Translation: Human vs. Machine
It’s easy to understand why people might use machine translations instead of human-generated ones. For one thing, a lot of translation software is free and easily accessible online. But machine translation has its pitfalls. For example, in a recent article, author and translator Nataly Kelly points out that computers don’t understand context, which can drastically change the meaning of a word or phrase. She adds that translation isn’t just about finding equivalent words, but capturing meaning and, in some cases, writing style – something machines can’t do.

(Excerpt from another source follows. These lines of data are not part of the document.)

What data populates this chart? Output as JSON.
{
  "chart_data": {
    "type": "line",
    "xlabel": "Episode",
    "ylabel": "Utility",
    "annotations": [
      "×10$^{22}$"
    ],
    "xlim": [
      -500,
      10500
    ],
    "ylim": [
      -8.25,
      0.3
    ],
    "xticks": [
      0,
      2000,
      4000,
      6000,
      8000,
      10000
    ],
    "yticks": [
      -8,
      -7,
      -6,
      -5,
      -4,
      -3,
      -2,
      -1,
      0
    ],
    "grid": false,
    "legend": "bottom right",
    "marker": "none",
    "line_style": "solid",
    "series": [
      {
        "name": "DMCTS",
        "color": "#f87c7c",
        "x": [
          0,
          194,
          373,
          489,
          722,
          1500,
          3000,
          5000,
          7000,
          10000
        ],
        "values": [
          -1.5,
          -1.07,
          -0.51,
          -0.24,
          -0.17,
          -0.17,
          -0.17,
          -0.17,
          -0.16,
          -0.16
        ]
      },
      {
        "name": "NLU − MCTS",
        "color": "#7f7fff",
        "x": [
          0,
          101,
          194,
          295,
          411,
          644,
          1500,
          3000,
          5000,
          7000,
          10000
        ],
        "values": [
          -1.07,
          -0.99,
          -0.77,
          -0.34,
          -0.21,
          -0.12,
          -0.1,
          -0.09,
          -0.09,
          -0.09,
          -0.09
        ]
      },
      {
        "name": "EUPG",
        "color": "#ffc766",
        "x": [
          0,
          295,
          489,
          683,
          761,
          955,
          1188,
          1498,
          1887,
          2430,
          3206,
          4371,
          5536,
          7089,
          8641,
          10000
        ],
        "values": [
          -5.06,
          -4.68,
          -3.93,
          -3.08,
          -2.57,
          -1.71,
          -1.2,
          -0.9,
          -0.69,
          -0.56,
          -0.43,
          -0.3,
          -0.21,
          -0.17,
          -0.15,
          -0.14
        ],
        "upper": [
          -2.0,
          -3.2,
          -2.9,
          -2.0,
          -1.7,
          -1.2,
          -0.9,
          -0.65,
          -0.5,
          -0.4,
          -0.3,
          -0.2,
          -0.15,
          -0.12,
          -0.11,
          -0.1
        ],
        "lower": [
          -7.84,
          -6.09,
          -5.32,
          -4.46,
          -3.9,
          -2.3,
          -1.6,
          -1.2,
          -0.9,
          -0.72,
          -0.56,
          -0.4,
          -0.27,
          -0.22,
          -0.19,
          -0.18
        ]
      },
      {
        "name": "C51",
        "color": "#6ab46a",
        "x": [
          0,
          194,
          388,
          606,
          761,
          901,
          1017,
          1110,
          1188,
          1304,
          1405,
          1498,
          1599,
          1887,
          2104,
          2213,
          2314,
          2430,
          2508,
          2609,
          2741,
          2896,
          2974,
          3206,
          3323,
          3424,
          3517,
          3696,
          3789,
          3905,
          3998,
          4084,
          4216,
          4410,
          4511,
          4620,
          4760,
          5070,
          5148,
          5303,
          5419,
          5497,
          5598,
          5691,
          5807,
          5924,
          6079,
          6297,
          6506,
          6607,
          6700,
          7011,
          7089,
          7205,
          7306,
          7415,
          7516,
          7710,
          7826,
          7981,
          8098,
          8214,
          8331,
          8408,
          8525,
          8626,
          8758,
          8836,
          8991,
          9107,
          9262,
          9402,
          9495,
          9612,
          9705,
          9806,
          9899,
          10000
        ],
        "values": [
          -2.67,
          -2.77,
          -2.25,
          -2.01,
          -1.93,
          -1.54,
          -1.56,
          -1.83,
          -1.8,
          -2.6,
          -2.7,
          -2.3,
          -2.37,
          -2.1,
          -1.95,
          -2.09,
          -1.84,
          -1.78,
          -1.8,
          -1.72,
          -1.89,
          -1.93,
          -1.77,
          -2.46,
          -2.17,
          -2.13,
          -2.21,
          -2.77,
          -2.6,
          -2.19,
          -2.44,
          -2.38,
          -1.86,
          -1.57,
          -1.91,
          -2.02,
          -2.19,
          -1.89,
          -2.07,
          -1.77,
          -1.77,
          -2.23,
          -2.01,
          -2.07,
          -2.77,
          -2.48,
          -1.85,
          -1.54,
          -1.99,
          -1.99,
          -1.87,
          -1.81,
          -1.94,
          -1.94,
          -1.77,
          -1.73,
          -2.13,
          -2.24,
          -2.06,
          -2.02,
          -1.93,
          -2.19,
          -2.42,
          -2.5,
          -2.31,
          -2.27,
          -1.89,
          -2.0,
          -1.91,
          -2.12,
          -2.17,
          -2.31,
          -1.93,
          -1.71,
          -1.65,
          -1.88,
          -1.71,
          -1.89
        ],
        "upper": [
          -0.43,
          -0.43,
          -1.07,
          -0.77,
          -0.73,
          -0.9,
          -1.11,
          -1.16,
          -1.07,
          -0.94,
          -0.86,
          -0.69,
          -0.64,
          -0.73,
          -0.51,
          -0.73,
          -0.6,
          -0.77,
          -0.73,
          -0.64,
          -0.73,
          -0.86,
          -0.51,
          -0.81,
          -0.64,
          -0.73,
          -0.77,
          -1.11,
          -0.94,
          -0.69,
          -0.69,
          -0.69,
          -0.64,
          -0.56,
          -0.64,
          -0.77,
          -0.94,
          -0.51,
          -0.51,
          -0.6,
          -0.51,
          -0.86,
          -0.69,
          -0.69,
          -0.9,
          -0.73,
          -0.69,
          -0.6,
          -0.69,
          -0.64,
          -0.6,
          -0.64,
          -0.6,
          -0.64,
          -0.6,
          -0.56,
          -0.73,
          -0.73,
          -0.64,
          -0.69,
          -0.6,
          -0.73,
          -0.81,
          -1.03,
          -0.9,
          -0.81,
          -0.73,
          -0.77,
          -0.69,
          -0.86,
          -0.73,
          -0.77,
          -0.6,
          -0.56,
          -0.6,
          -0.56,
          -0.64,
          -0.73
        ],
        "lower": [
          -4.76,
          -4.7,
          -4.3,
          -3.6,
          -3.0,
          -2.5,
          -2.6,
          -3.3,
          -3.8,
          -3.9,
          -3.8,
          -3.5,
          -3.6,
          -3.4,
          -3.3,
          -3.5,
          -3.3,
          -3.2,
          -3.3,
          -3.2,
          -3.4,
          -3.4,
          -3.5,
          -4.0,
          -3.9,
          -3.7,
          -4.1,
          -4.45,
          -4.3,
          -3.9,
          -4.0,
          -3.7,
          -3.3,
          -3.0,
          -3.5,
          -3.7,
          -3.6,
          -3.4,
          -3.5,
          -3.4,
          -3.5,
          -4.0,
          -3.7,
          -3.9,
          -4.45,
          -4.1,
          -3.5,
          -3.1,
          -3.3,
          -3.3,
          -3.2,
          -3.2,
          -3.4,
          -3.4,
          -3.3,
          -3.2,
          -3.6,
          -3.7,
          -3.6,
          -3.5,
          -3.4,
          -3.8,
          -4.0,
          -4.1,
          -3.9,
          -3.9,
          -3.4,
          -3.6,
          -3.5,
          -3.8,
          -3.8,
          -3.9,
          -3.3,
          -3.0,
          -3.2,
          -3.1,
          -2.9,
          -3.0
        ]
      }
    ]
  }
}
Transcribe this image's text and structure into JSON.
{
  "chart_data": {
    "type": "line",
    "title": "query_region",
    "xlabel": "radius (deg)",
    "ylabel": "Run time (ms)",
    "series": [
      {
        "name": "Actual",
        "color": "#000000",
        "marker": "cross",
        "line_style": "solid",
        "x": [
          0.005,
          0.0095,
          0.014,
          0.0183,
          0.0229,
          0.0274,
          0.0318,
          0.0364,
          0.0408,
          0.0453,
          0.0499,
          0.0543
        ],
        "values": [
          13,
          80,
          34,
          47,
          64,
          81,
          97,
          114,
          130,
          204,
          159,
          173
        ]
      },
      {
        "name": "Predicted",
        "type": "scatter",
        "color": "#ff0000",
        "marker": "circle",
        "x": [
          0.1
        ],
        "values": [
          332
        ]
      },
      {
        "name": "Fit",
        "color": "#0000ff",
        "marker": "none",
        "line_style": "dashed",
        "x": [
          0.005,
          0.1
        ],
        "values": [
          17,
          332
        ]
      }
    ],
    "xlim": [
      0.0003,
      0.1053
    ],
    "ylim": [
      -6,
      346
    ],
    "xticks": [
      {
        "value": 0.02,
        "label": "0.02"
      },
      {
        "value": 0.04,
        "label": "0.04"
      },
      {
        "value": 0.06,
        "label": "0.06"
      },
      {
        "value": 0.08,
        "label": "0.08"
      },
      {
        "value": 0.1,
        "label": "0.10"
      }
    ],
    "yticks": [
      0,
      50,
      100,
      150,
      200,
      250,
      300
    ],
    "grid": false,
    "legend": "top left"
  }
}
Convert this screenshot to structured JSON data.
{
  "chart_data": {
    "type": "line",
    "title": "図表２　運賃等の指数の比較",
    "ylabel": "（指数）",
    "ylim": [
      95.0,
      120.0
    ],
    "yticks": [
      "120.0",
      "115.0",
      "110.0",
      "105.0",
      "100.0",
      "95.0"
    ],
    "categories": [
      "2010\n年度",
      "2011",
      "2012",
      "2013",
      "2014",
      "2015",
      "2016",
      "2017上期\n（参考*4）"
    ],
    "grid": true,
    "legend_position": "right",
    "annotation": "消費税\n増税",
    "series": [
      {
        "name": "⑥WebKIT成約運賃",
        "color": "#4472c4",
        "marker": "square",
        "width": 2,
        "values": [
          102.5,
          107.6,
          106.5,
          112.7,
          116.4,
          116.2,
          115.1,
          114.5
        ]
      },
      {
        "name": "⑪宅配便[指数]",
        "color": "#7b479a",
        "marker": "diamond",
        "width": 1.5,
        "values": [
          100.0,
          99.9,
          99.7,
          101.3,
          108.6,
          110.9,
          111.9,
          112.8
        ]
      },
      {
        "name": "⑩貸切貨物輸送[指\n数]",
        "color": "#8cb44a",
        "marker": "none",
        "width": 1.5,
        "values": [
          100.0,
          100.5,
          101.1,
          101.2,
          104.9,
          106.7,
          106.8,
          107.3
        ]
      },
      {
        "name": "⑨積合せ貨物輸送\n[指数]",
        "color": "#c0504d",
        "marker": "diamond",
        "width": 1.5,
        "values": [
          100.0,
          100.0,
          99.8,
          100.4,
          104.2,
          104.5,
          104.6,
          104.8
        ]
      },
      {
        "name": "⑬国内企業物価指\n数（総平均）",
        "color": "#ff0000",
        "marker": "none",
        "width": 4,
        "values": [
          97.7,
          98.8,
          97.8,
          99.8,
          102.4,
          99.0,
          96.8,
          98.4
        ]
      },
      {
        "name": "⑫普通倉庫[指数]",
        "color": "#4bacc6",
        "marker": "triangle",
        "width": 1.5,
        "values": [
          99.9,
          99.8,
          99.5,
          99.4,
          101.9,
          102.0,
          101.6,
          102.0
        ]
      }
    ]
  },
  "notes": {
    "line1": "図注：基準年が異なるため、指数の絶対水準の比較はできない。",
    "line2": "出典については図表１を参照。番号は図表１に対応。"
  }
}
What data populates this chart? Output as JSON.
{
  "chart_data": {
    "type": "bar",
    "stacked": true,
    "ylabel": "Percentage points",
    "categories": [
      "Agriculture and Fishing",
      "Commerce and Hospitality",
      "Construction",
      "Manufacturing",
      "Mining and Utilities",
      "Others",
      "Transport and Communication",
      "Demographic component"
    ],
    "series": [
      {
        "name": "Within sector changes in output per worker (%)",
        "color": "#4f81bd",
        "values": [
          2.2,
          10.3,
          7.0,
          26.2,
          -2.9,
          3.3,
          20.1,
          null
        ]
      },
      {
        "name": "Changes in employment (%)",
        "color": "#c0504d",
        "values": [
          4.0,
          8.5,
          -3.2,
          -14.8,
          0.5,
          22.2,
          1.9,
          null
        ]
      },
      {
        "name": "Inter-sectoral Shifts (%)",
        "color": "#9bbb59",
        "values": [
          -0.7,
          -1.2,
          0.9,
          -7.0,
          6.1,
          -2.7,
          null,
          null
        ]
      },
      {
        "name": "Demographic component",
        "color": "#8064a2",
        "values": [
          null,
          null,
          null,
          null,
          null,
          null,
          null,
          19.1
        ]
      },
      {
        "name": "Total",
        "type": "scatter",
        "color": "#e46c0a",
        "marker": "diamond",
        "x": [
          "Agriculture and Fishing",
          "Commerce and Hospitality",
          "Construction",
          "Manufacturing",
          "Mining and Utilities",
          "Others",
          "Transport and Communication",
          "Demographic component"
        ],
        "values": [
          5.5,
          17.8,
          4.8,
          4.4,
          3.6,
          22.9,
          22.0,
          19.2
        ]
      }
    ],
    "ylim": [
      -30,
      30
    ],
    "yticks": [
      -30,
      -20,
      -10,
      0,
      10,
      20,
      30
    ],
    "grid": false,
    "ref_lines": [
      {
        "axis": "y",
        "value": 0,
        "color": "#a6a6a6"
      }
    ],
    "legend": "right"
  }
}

As a writer and translator, myself, I agree. It’s not that I don’t sometimes use technology (online bilingual dictionaries can be a godsend). But I know that, ultimately, it’s my own knowledge and, at times, creativity, that will make a good translation.
If you haven’t had extensive experience with machine translation, you may not believe me. So I decided to do an experiment. I chose five different kinds of phrases in French, and wrote my (or in one case, another human’s) translation. Then, I typed the French phrase into two of the most popular free online translation programs (for various reasons, I won’t name names). Here’s what happened:
1. J’ai faim.
Human translation: I’m hungry.
Machine translations: I’m hungry./I am hungry.
This one didn’t surprise me too much; it’s a pretty simple statement, although I wondered whether the verb avoir (“to have”) would trip up the machines. They came through swimmingly.
2. Aimer, ce n’est pas se regarder l’un l’autre, c’est regarder ensemble dans la même direction.
Human translation: Love does not consist in gazing at each other but in looking outward together in the same direction.
Machine translations: Love, is not looking at each other, it’s look together in the same direction./ Love does not consist in gazing at each other, it is looking together in the same direction.
I chose Lewis Galantière to represent Team Human for this translation of Antoine de Saint-Exupéry’s famous quotation, since his version is the one you’ll find pretty much everywhere. The machines surprised me by their varied responses. I have to admit that Program 2 did a pretty good job, but Program 1’s version is littered with grammar mistakes.
3. Ramène ta fraise!
Human translation: Hurry up!
Machine translations: Bring your Strawberry!/Back your strawberry!
Although fraise does literally mean “strawberry”, here it’s a question of context. Idiomatic expressions are one of the key reasons why it’s important to have a human translator.
4. Je le kiffe grave!
Human translation: I’m, like, totally in love with him!/I’m soooo into him!
Machine translations: I kiffe grave!/I kiffe serious!
This contemporary slang phrase is somewhat hard to translate, even for a human like me who watches a lot of French reality television, so I didn’t expect much from the machines. But I was disappointed that, despite the verb kiffer being pretty ubiquitous in pop culture, it wasn’t recognized by either program.
5. Comme dirait Dracula, j’irais bien boire un cou.
Human translation: As Dracula would say, I could go for a neck. -> Let’s make like a Ghostbuster and go get some spirits.
Machine translations: Looks like Dracula, I’d go drink a neck./As would say Dracula, I’d well drink a neck.
Strangely, the machines were totally lost even when making a literal translation. But the biggest challenge here is that the sentence is a pun: the word cou (“neck”) sounds like coup, which in the expression j’irai bien boire un coup means “drink,” as in “I could go for a drink.” As Kelly suggests, a translator’s job would be to take this phrase and make it just as funny (or groan-worthy, depending on your feelings about puns) for an Anglophone audience. In some cases, this could mean having to replace the pun with another one entirely, as I did…hopefully not too badly.
Winner: Humans. …Although, being unable to generate a terrible pun, the machines win in the dignity department.